DF: On to another subject you brought up earlier — the Highland Games. I understand you’re now the announcer for them.

LS: I’m the announcer at Stone Mountain. I announce at Chicago and North Carolina at Grandfather Mountain (in Linville, N.C.) and in Glasgow, Kentucky. So, I’m still involved in about seven or eight games during they year as either an announcer or a judge. It was really great to find that. It’s a really good outlet for someone who likes to throw things. (Laughs) Because you get to throw things all day long. And they pay your gas money and hotel money and things like that. So, you get paid for throwing things all day long (laughs). That was really a lot of fun. I held the world record in the sheaf toss four different times. You throw a bag of straw over a bar with a pitchfork. It’s just a really obscure kind of thing, but it was one of the things I was good at. If you find something obscure enough, you can be a world record holder (laughs).

DF: , How did you get involved with the Highland Games?

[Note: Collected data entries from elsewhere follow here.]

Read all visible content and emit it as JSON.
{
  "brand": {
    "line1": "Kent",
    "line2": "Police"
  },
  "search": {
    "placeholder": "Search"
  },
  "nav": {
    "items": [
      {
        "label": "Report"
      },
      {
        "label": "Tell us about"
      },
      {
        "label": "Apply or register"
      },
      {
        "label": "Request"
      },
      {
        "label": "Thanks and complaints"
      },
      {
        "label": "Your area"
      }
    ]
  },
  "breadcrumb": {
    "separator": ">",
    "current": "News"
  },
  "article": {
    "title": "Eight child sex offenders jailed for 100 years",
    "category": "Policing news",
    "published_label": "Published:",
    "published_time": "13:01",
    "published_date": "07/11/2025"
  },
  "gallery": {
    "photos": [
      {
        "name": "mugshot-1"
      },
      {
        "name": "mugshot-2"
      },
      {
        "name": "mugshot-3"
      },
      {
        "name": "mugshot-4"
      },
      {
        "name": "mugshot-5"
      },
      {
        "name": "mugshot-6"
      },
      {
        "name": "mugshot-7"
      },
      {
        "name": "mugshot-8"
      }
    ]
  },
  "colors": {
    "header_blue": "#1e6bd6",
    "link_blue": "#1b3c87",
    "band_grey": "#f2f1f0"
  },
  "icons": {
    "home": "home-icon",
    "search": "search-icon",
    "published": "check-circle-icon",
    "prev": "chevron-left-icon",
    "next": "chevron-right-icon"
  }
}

LS: Mary Morrison, who taught at Grayson Elementary, she’d mentioned the games to me. Moving down here in 1978, one of the first things you do when you move to Georgia is go to Stone Mountain. Well, they had posters up all over the place saying, ‘The Highland Games are coming.’ I’d heard about them, but had never been in one. So, I went to one in October, and it was the first year they allowed amateurs to throw. So, I was throwing as an amateur, and I won all the events except for the caber toss. I’d never seen this event at all. They had this long tree, about 19 feet long, and they stand it up to you and say, ‘OK, it’s all yours.’ (Laughs) And I’m thinking, ‘OK, what am I supposed to do with this?’ So, you have to pick it up, keep it upright and then you run with it and try to flip it in (a circle). … The caber is the only thing you don’t throw for distance. You throw it for accuracy. Everything else is either height or distance, and I won all the other events hands down, but I’d never seen the caber before.

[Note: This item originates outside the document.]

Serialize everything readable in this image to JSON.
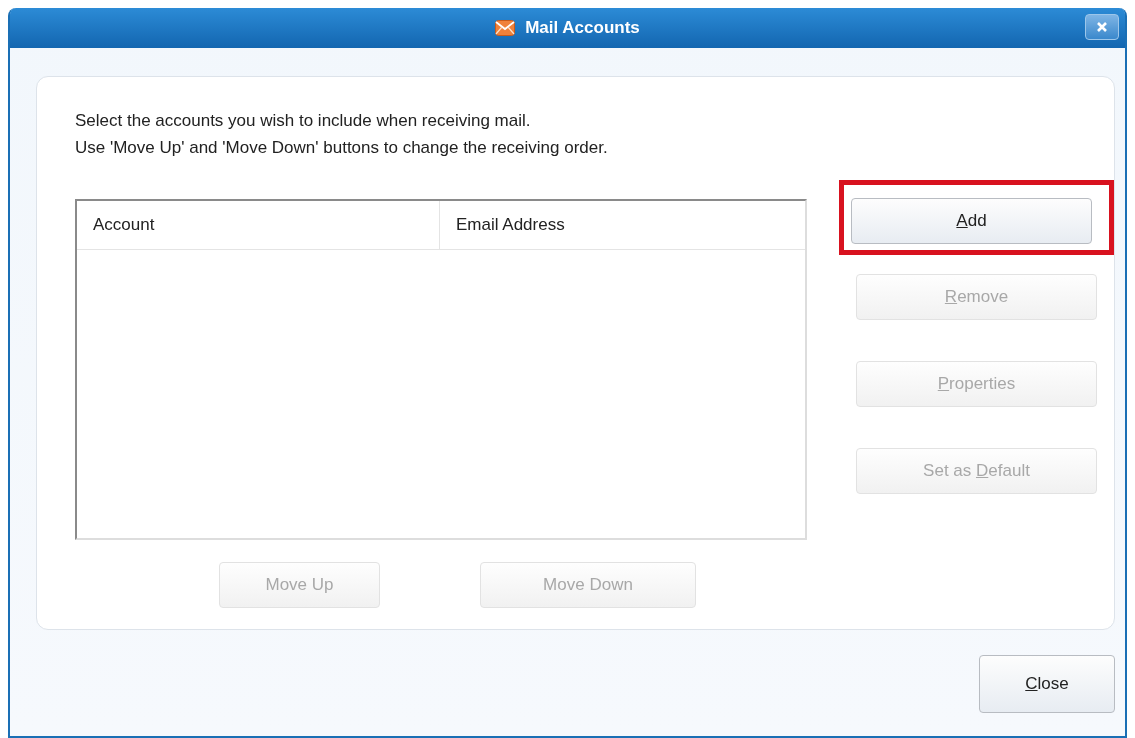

DF: It sounds like that kind of fun is addictive.

LS: Oh yeah. The nice thing about the Highland Games is it’s a real relaxed atmosphere. It’s not like track and field where you go and you hate your competitors. The Highland Games is a really family atmosphere. When one of our daughters was 3 years old, we took her down to Savannah for the Highland Games down there. So, it’s real family oriented. We’ve gotten to see a lot of the Southeast, and being a pro, we always pretty much broke even for the weekend.

DF: So, what are you doing with yourself now? I understand you’re teaching GSU part-time?

LS: Yeah, I just teach that one class. That’s on Mondays and Wednesdays. I’m .49 in Newton County, so that’s only three days a week or so. Then, I only coach on the side a couple days a week. So, it’s challenging.

DF: Challenging, but it sounds like you enjoy keeping busy.

LS: You know, I don’t know how I had time to work before because I’m really enjoying doing all these extra things right now,. Getting to see these young people at Georgia State University who are going to be teachers in a couple of years and really helping to start their careers, because it’s really their first course as major, that’s really rewarding.